Researchers develop injectable bioelectrodes with tunable lifetimes

Implantable bioelectrodes are electronic devices that can monitor or stimulate biological activity by transmitting signals to and from living biological systems. Such devices can be fabricated using various materials and techniques. But, because of their intimate contact and interactions with living tissues, selection of the right material for performance and biocompatibility is crucial. In recent times, conductible hydrogels have attracted great attention as bioelectrode materials owing to their flexibility, compatibility, and excellent interaction ability.

However, the absence of injectability and degradability in conventional conductive hydrogels limits their convenience of use and performance in biological systems.

Against this backdrop, researchers from Korea have now developed graphene-based conductive hydrogels possessing injectability and tunable degradability, furthering the design and development of advanced bioelectrodes. The study was led by Professor Jae Young Lee from Gwangju Institute of Science and Technology (GIST) and was published in Small.

Explaining the rationale for their study, Prof. Lee says, "Traditional implantable electrodes frequently cause several problems, such as large incision for implantation and uncontrolled stability in the body.

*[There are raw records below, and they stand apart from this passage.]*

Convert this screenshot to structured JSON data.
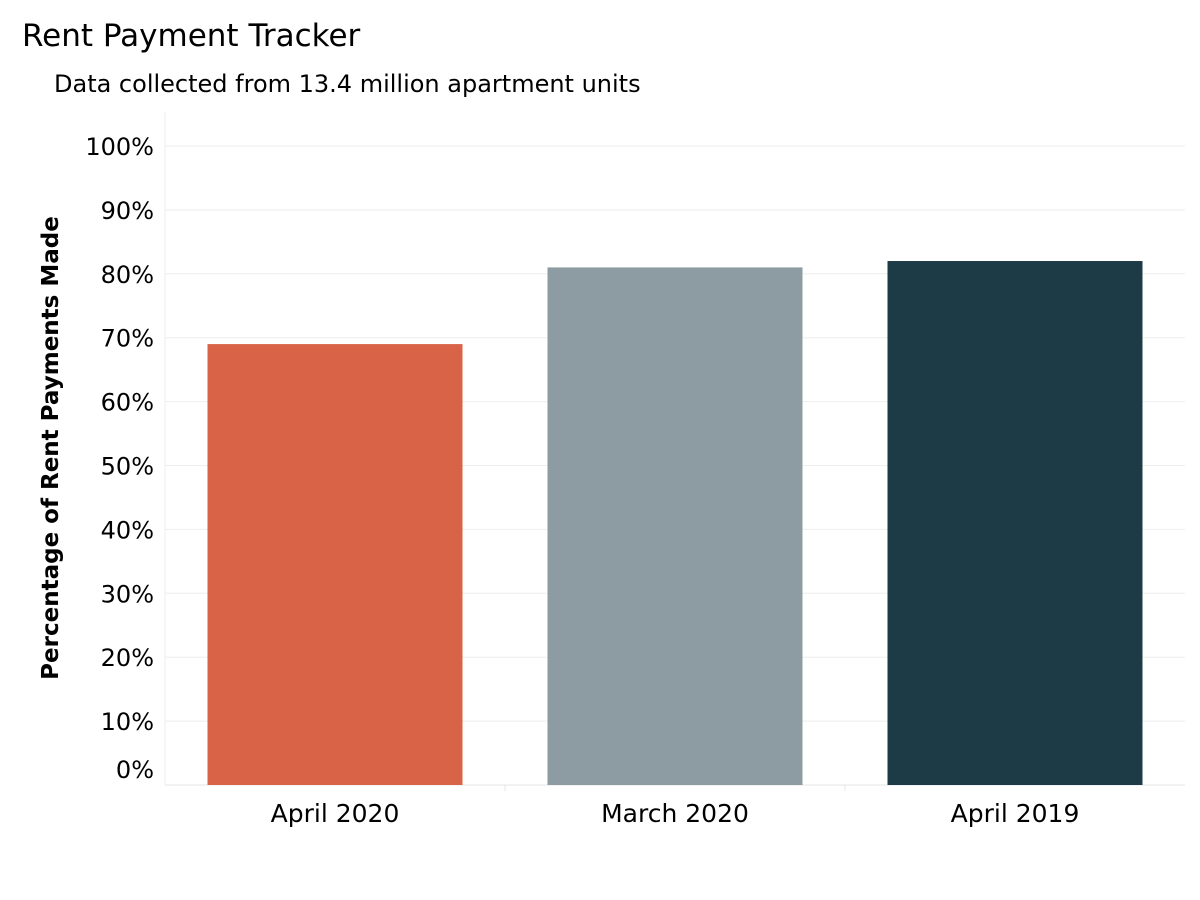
{
  "chart_data": {
    "type": "bar",
    "title": "Rent Payment Tracker",
    "subtitle": "Data collected from 13.4 million apartment units",
    "xlabel": "",
    "ylabel": "Percentage of Rent Payments Made",
    "categories": [
      "April 2020",
      "March 2020",
      "April 2019"
    ],
    "values": [
      69,
      81,
      82
    ],
    "colors": [
      "#d86347",
      "#8d9ca2",
      "#1d3b47"
    ],
    "ylim": [
      0,
      100
    ],
    "yticks": [
      0,
      10,
      20,
      30,
      40,
      50,
      60,
      70,
      80,
      90,
      100
    ],
    "ytick_labels": [
      "0%",
      "10%",
      "20%",
      "30%",
      "40%",
      "50%",
      "60%",
      "70%",
      "80%",
      "90%",
      "100%"
    ],
    "grid": true,
    "legend": "none"
  }
}
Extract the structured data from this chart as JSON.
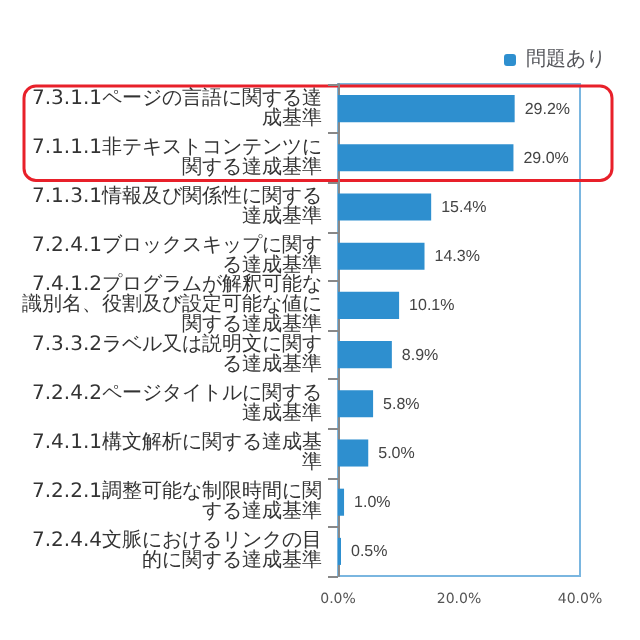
{
  "chart_data": {
    "type": "bar",
    "orientation": "horizontal",
    "categories": [
      "7.3.1.1ページの言語に関する達成基準",
      "7.1.1.1非テキストコンテンツに関する達成基準",
      "7.1.3.1情報及び関係性に関する達成基準",
      "7.2.4.1ブロックスキップに関する達成基準",
      "7.4.1.2プログラムが解釈可能な識別名、役割及び設定可能な値に関する達成基準",
      "7.3.3.2ラベル又は説明文に関する達成基準",
      "7.2.4.2ページタイトルに関する達成基準",
      "7.4.1.1構文解析に関する達成基準",
      "7.2.2.1調整可能な制限時間に関する達成基準",
      "7.2.4.4文脈におけるリンクの目的に関する達成基準"
    ],
    "series": [
      {
        "name": "問題あり",
        "color": "#2e8fcf",
        "values": [
          29.2,
          29.0,
          15.4,
          14.3,
          10.1,
          8.9,
          5.8,
          5.0,
          1.0,
          0.5
        ],
        "value_labels": [
          "29.2%",
          "29.0%",
          "15.4%",
          "14.3%",
          "10.1%",
          "8.9%",
          "5.8%",
          "5.0%",
          "1.0%",
          "0.5%"
        ]
      }
    ],
    "xlim": [
      0,
      40
    ],
    "xticks": [
      {
        "value": 0,
        "label": "0.0%"
      },
      {
        "value": 20,
        "label": "20.0%"
      },
      {
        "value": 40,
        "label": "40.0%"
      }
    ],
    "legend": "top right",
    "grid": false
  }
}
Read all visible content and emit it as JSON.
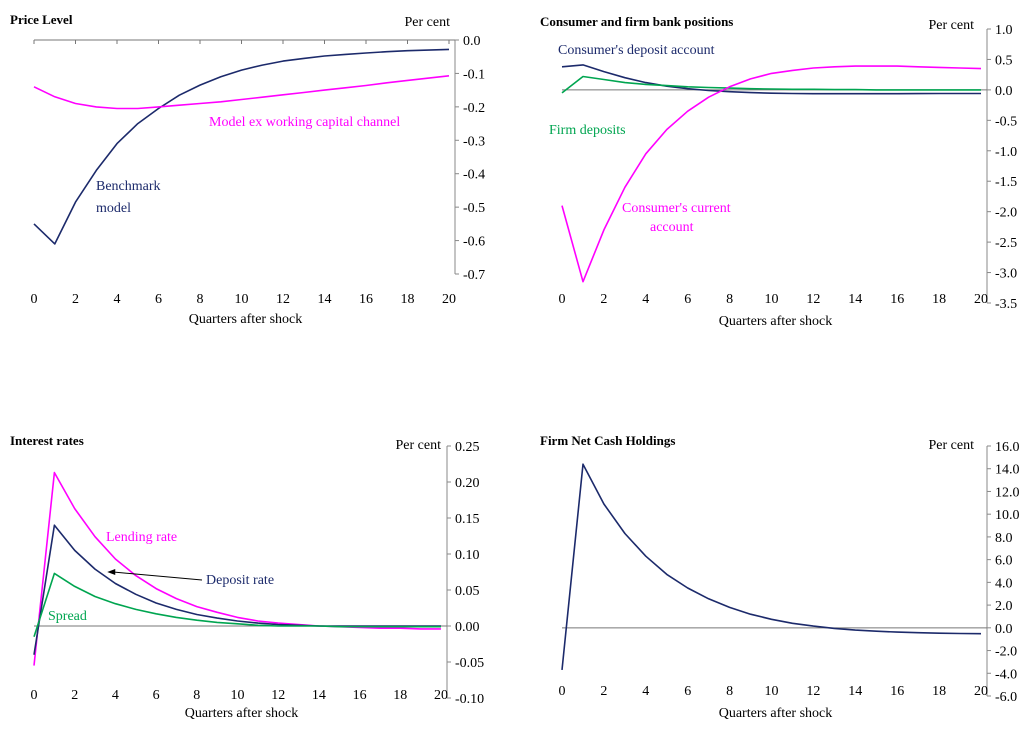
{
  "chart_data": [
    {
      "type": "line",
      "title": "Price Level",
      "unit": "Per cent",
      "xlabel": "Quarters after shock",
      "xlim": [
        0,
        20
      ],
      "xticks": [
        "0",
        "2",
        "4",
        "6",
        "8",
        "10",
        "12",
        "14",
        "16",
        "18",
        "20"
      ],
      "ylim": [
        -0.7,
        0.0
      ],
      "yticks": [
        "0.0",
        "-0.1",
        "-0.2",
        "-0.3",
        "-0.4",
        "-0.5",
        "-0.6",
        "-0.7"
      ],
      "x": [
        0,
        1,
        2,
        3,
        4,
        5,
        6,
        7,
        8,
        9,
        10,
        11,
        12,
        13,
        14,
        15,
        16,
        17,
        18,
        20
      ],
      "series": [
        {
          "name": "Benchmark model",
          "color": "#1c2a6b",
          "values": [
            -0.55,
            -0.61,
            -0.485,
            -0.39,
            -0.31,
            -0.25,
            -0.205,
            -0.165,
            -0.135,
            -0.11,
            -0.09,
            -0.075,
            -0.063,
            -0.055,
            -0.048,
            -0.043,
            -0.039,
            -0.035,
            -0.032,
            -0.028
          ]
        },
        {
          "name": "Model ex working capital channel",
          "color": "#ff00ff",
          "values": [
            -0.14,
            -0.17,
            -0.19,
            -0.2,
            -0.205,
            -0.205,
            -0.2,
            -0.195,
            -0.19,
            -0.185,
            -0.178,
            -0.171,
            -0.164,
            -0.157,
            -0.15,
            -0.143,
            -0.136,
            -0.128,
            -0.121,
            -0.107
          ]
        }
      ],
      "annotations": [
        "Benchmark",
        "model",
        "Model ex working capital channel"
      ]
    },
    {
      "type": "line",
      "title": "Consumer and firm bank positions",
      "unit": "Per cent",
      "xlabel": "Quarters after shock",
      "xlim": [
        0,
        20
      ],
      "xticks": [
        "0",
        "2",
        "4",
        "6",
        "8",
        "10",
        "12",
        "14",
        "16",
        "18",
        "20"
      ],
      "ylim": [
        -3.5,
        1.0
      ],
      "yticks": [
        "1.0",
        "0.5",
        "0.0",
        "-0.5",
        "-1.0",
        "-1.5",
        "-2.0",
        "-2.5",
        "-3.0",
        "-3.5"
      ],
      "x": [
        0,
        1,
        2,
        3,
        4,
        5,
        6,
        7,
        8,
        9,
        10,
        11,
        12,
        13,
        14,
        15,
        16,
        17,
        18,
        19,
        20
      ],
      "series": [
        {
          "name": "Consumer's deposit account",
          "color": "#1c2a6b",
          "values": [
            0.38,
            0.41,
            0.3,
            0.2,
            0.12,
            0.06,
            0.02,
            -0.01,
            -0.03,
            -0.045,
            -0.055,
            -0.06,
            -0.062,
            -0.063,
            -0.063,
            -0.063,
            -0.062,
            -0.061,
            -0.06,
            -0.06,
            -0.06
          ]
        },
        {
          "name": "Firm deposits",
          "color": "#00a550",
          "values": [
            -0.05,
            0.22,
            0.17,
            0.12,
            0.09,
            0.07,
            0.05,
            0.04,
            0.03,
            0.02,
            0.015,
            0.01,
            0.01,
            0.005,
            0.005,
            0.0,
            0.0,
            0.0,
            0.0,
            0.0,
            0.0
          ]
        },
        {
          "name": "Consumer's current account",
          "color": "#ff00ff",
          "values": [
            -1.9,
            -3.15,
            -2.3,
            -1.6,
            -1.05,
            -0.65,
            -0.35,
            -0.12,
            0.05,
            0.18,
            0.27,
            0.32,
            0.36,
            0.38,
            0.39,
            0.39,
            0.39,
            0.38,
            0.37,
            0.36,
            0.35
          ]
        }
      ],
      "annotations": [
        "Consumer's deposit account",
        "Firm deposits",
        "Consumer's current",
        "account"
      ]
    },
    {
      "type": "line",
      "title": "Interest rates",
      "unit": "Per cent",
      "xlabel": "Quarters after shock",
      "xlim": [
        0,
        20
      ],
      "xticks": [
        "0",
        "2",
        "4",
        "6",
        "8",
        "10",
        "12",
        "14",
        "16",
        "18",
        "20"
      ],
      "ylim": [
        -0.1,
        0.25
      ],
      "yticks": [
        "0.25",
        "0.20",
        "0.15",
        "0.10",
        "0.05",
        "0.00",
        "-0.05",
        "-0.10"
      ],
      "x": [
        0,
        1,
        2,
        3,
        4,
        5,
        6,
        7,
        8,
        9,
        10,
        11,
        12,
        13,
        14,
        15,
        16,
        17,
        18,
        19,
        20
      ],
      "series": [
        {
          "name": "Lending rate",
          "color": "#ff00ff",
          "values": [
            -0.055,
            0.213,
            0.163,
            0.124,
            0.093,
            0.07,
            0.052,
            0.038,
            0.027,
            0.019,
            0.012,
            0.007,
            0.004,
            0.002,
            0.0,
            -0.001,
            -0.002,
            -0.003,
            -0.003,
            -0.004,
            -0.004
          ]
        },
        {
          "name": "Deposit rate",
          "color": "#1c2a6b",
          "values": [
            -0.04,
            0.14,
            0.105,
            0.079,
            0.059,
            0.044,
            0.032,
            0.023,
            0.016,
            0.011,
            0.007,
            0.004,
            0.002,
            0.001,
            0.0,
            0.0,
            0.0,
            0.0,
            0.0,
            0.0,
            0.0
          ]
        },
        {
          "name": "Spread",
          "color": "#00a550",
          "values": [
            -0.015,
            0.073,
            0.055,
            0.041,
            0.031,
            0.023,
            0.017,
            0.012,
            0.008,
            0.005,
            0.003,
            0.001,
            0.0,
            0.0,
            0.0,
            -0.001,
            -0.001,
            -0.001,
            -0.001,
            -0.001,
            -0.001
          ]
        }
      ],
      "annotations": [
        "Lending rate",
        "Deposit rate",
        "Spread"
      ]
    },
    {
      "type": "line",
      "title": "Firm Net Cash Holdings",
      "unit": "Per cent",
      "xlabel": "Quarters after shock",
      "xlim": [
        0,
        20
      ],
      "xticks": [
        "0",
        "2",
        "4",
        "6",
        "8",
        "10",
        "12",
        "14",
        "16",
        "18",
        "20"
      ],
      "ylim": [
        -6.0,
        16.0
      ],
      "yticks": [
        "16.0",
        "14.0",
        "12.0",
        "10.0",
        "8.0",
        "6.0",
        "4.0",
        "2.0",
        "0.0",
        "-2.0",
        "-4.0",
        "-6.0"
      ],
      "x": [
        0,
        1,
        2,
        3,
        4,
        5,
        6,
        7,
        8,
        9,
        10,
        11,
        12,
        13,
        14,
        15,
        16,
        17,
        18,
        19,
        20
      ],
      "series": [
        {
          "name": "Firm net cash holdings",
          "color": "#1c2a6b",
          "values": [
            -3.7,
            14.4,
            10.9,
            8.3,
            6.3,
            4.7,
            3.5,
            2.55,
            1.8,
            1.2,
            0.75,
            0.4,
            0.15,
            -0.05,
            -0.2,
            -0.3,
            -0.38,
            -0.43,
            -0.47,
            -0.5,
            -0.52
          ]
        }
      ]
    }
  ]
}
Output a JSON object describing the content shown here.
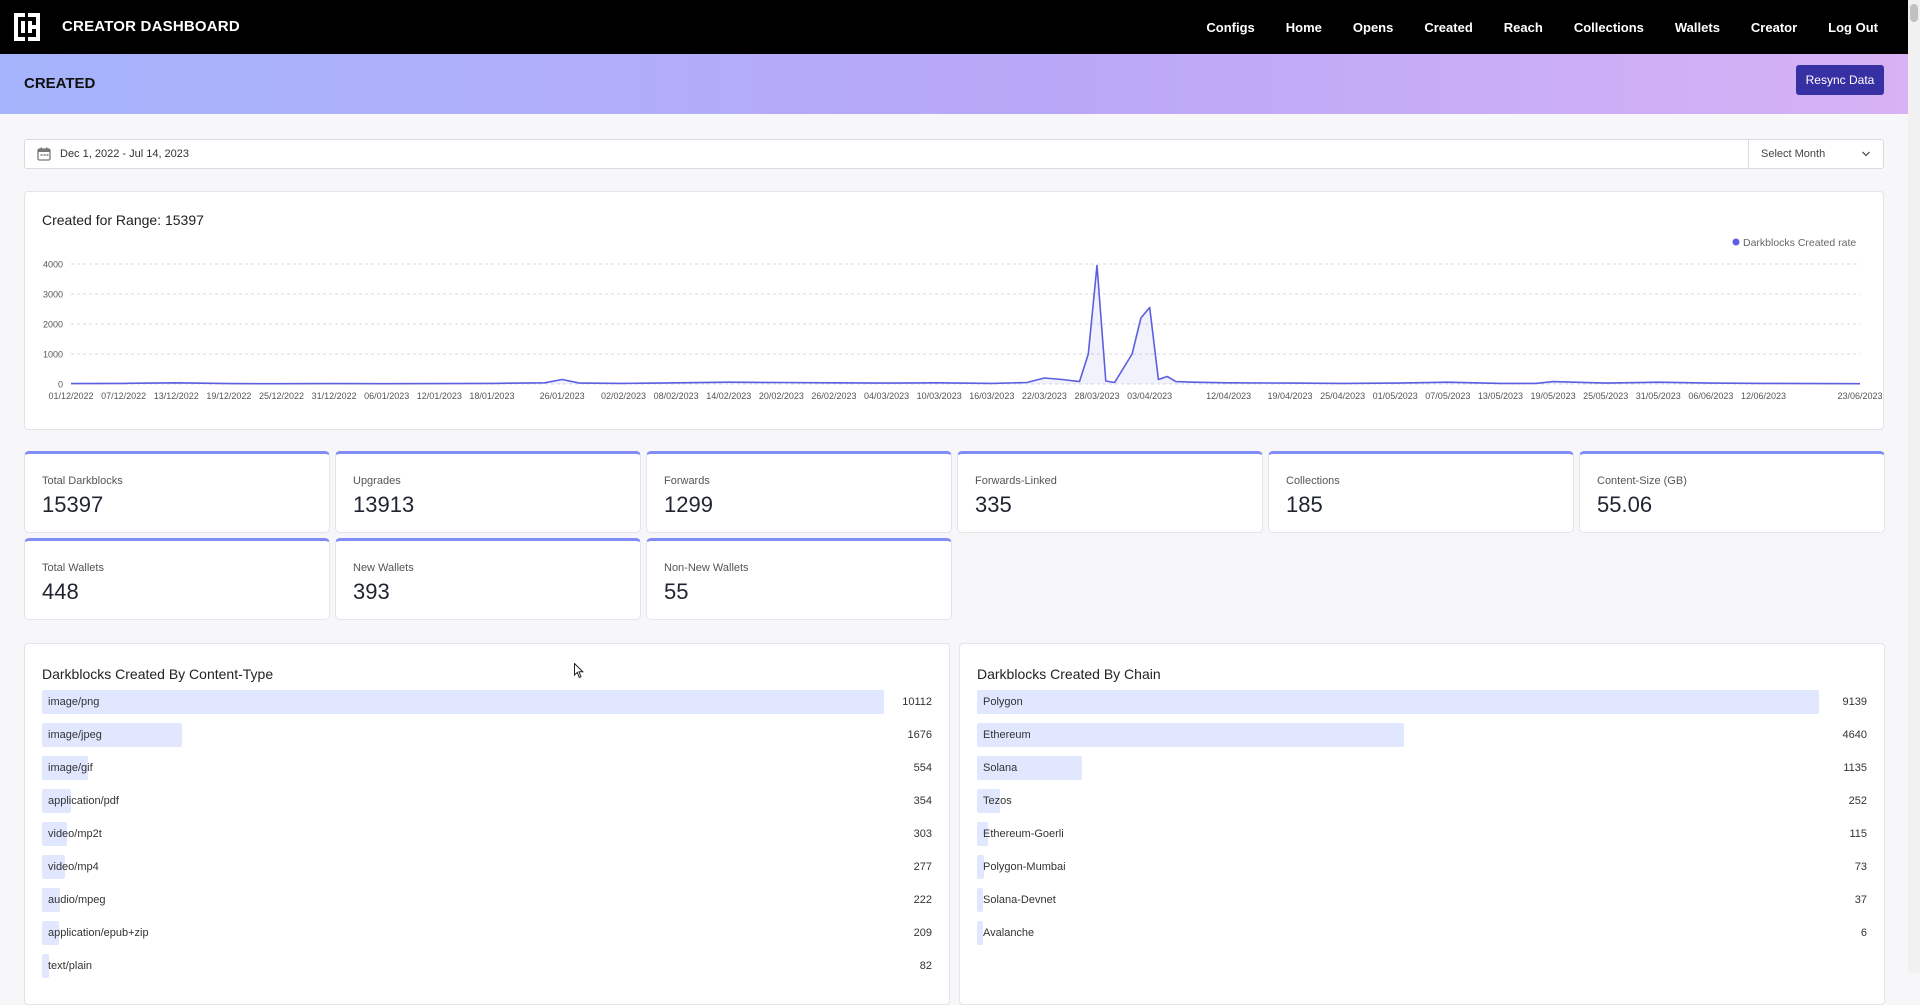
{
  "app": {
    "brand": "CREATOR DASHBOARD",
    "nav": [
      "Configs",
      "Home",
      "Opens",
      "Created",
      "Reach",
      "Collections",
      "Wallets",
      "Creator",
      "Log Out"
    ]
  },
  "header": {
    "title": "CREATED",
    "resync_label": "Resync Data",
    "accent_color": "#3730a3"
  },
  "filter": {
    "date_range": "Dec 1, 2022 - Jul 14, 2023",
    "month_placeholder": "Select Month"
  },
  "chart_data": {
    "type": "line",
    "title": "Created for Range: 15397",
    "legend": "Darkblocks Created rate",
    "legend_position": "top-right",
    "color": "#5b5fe0",
    "grid": true,
    "ylim": [
      0,
      4000
    ],
    "yticks": [
      0,
      1000,
      2000,
      3000,
      4000
    ],
    "xtick_labels": [
      "01/12/2022",
      "07/12/2022",
      "13/12/2022",
      "19/12/2022",
      "25/12/2022",
      "31/12/2022",
      "06/01/2023",
      "12/01/2023",
      "18/01/2023",
      "26/01/2023",
      "02/02/2023",
      "08/02/2023",
      "14/02/2023",
      "20/02/2023",
      "26/02/2023",
      "04/03/2023",
      "10/03/2023",
      "16/03/2023",
      "22/03/2023",
      "28/03/2023",
      "03/04/2023",
      "12/04/2023",
      "19/04/2023",
      "25/04/2023",
      "01/05/2023",
      "07/05/2023",
      "13/05/2023",
      "19/05/2023",
      "25/05/2023",
      "31/05/2023",
      "06/06/2023",
      "12/06/2023",
      "23/06/2023"
    ],
    "x": [
      "01/12/2022",
      "07/12/2022",
      "13/12/2022",
      "19/12/2022",
      "25/12/2022",
      "31/12/2022",
      "06/01/2023",
      "12/01/2023",
      "18/01/2023",
      "24/01/2023",
      "26/01/2023",
      "28/01/2023",
      "02/02/2023",
      "08/02/2023",
      "14/02/2023",
      "20/02/2023",
      "26/02/2023",
      "04/03/2023",
      "10/03/2023",
      "16/03/2023",
      "20/03/2023",
      "22/03/2023",
      "24/03/2023",
      "26/03/2023",
      "27/03/2023",
      "28/03/2023",
      "29/03/2023",
      "30/03/2023",
      "01/04/2023",
      "02/04/2023",
      "03/04/2023",
      "04/04/2023",
      "05/04/2023",
      "06/04/2023",
      "08/04/2023",
      "12/04/2023",
      "19/04/2023",
      "25/04/2023",
      "01/05/2023",
      "07/05/2023",
      "13/05/2023",
      "17/05/2023",
      "19/05/2023",
      "25/05/2023",
      "31/05/2023",
      "06/06/2023",
      "12/06/2023",
      "23/06/2023"
    ],
    "values": [
      15,
      20,
      40,
      15,
      10,
      15,
      10,
      15,
      20,
      40,
      150,
      30,
      20,
      40,
      60,
      50,
      40,
      30,
      40,
      20,
      50,
      200,
      150,
      80,
      1000,
      3950,
      100,
      50,
      1000,
      2200,
      2550,
      150,
      250,
      80,
      60,
      40,
      30,
      20,
      30,
      60,
      20,
      20,
      80,
      30,
      60,
      30,
      20,
      10
    ]
  },
  "stats": [
    {
      "label": "Total Darkblocks",
      "value": "15397"
    },
    {
      "label": "Upgrades",
      "value": "13913"
    },
    {
      "label": "Forwards",
      "value": "1299"
    },
    {
      "label": "Forwards-Linked",
      "value": "335"
    },
    {
      "label": "Collections",
      "value": "185"
    },
    {
      "label": "Content-Size (GB)",
      "value": "55.06"
    },
    {
      "label": "Total Wallets",
      "value": "448"
    },
    {
      "label": "New Wallets",
      "value": "393"
    },
    {
      "label": "Non-New Wallets",
      "value": "55"
    }
  ],
  "content_type": {
    "title": "Darkblocks Created By Content-Type",
    "bar_color": "#e0e7ff",
    "items": [
      {
        "label": "image/png",
        "value": 10112
      },
      {
        "label": "image/jpeg",
        "value": 1676
      },
      {
        "label": "image/gif",
        "value": 554
      },
      {
        "label": "application/pdf",
        "value": 354
      },
      {
        "label": "video/mp2t",
        "value": 303
      },
      {
        "label": "video/mp4",
        "value": 277
      },
      {
        "label": "audio/mpeg",
        "value": 222
      },
      {
        "label": "application/epub+zip",
        "value": 209
      },
      {
        "label": "text/plain",
        "value": 82
      }
    ]
  },
  "chain": {
    "title": "Darkblocks Created By Chain",
    "bar_color": "#e0e7ff",
    "items": [
      {
        "label": "Polygon",
        "value": 9139
      },
      {
        "label": "Ethereum",
        "value": 4640
      },
      {
        "label": "Solana",
        "value": 1135
      },
      {
        "label": "Tezos",
        "value": 252
      },
      {
        "label": "Ethereum-Goerli",
        "value": 115
      },
      {
        "label": "Polygon-Mumbai",
        "value": 73
      },
      {
        "label": "Solana-Devnet",
        "value": 37
      },
      {
        "label": "Avalanche",
        "value": 6
      }
    ]
  }
}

In contrast, conductive hydrogel materials allow minimally invasive delivery and control over the bioelectrode's functional in vivo lifespan and are thus highly desired."

To synthesize the injectable conductive hydrogels (ICHs), the researchers used thiol-functionalized reduced graphene oxide (F-rGO) as the conductive component due to its large surface area and excellent electrical and mechanical properties.

They selected dimaleimide (PEG-2Mal)- and diacrylate (PEG-2Ac)-functionalized polyethylene glycol as prepolymers to facilitate the development of ICHs that are stable and hydrolysable, respectively. These prepolymers were then subjected to thiol-ene reactions with poly (ethylene glycol)-tetrathiol (PEG-4SH) and F-rGO.

ICHs made with PEG-2Ac were degradable (DICH), while those with PEG-2Mal were stable (SICH). The researchers found that the novel ICHs outperformed various existing ones by binding extremely well to tissues and recording the highest signals. Under in vitro conditions (outside a living organism), SICH did not degrade for a month, while DICH showed gradual degradation from the third day onwards.

When implanted onto mouse skin, DICH disappeared after three days of administration, whereas SICH retained its shape for up to 7 days. In addition to controlled degradability, both ICHs were skin-compatible.

Additionally, the team evaluated the ability of the ICHs to record in vivo electromyography signals in rat muscle and skin. Both SICH and DICH recorded high-quality signals and surpassed the performance of traditional metal electrodes. The SICH recordings could be monitored up to three weeks, whereas DICH signals were completely lost after five days. These findings suggest the applicability of SICH electrodes for long-term signal monitoring and that of DICH for temporary use requiring no surgical removal.

Summarizing these results, Prof. Lee says, "The novel graphene-based ICH electrodes developed by us incorporate features like high signal sensitivity, simplicity of use, minimal invasiveness, and tunable degradability. Altogether, these properties can assist in the development of advanced bioelectronics and functional implantable bioelectrodes for a variety of medical conditions, such as neuromuscular diseases and neurological disorders."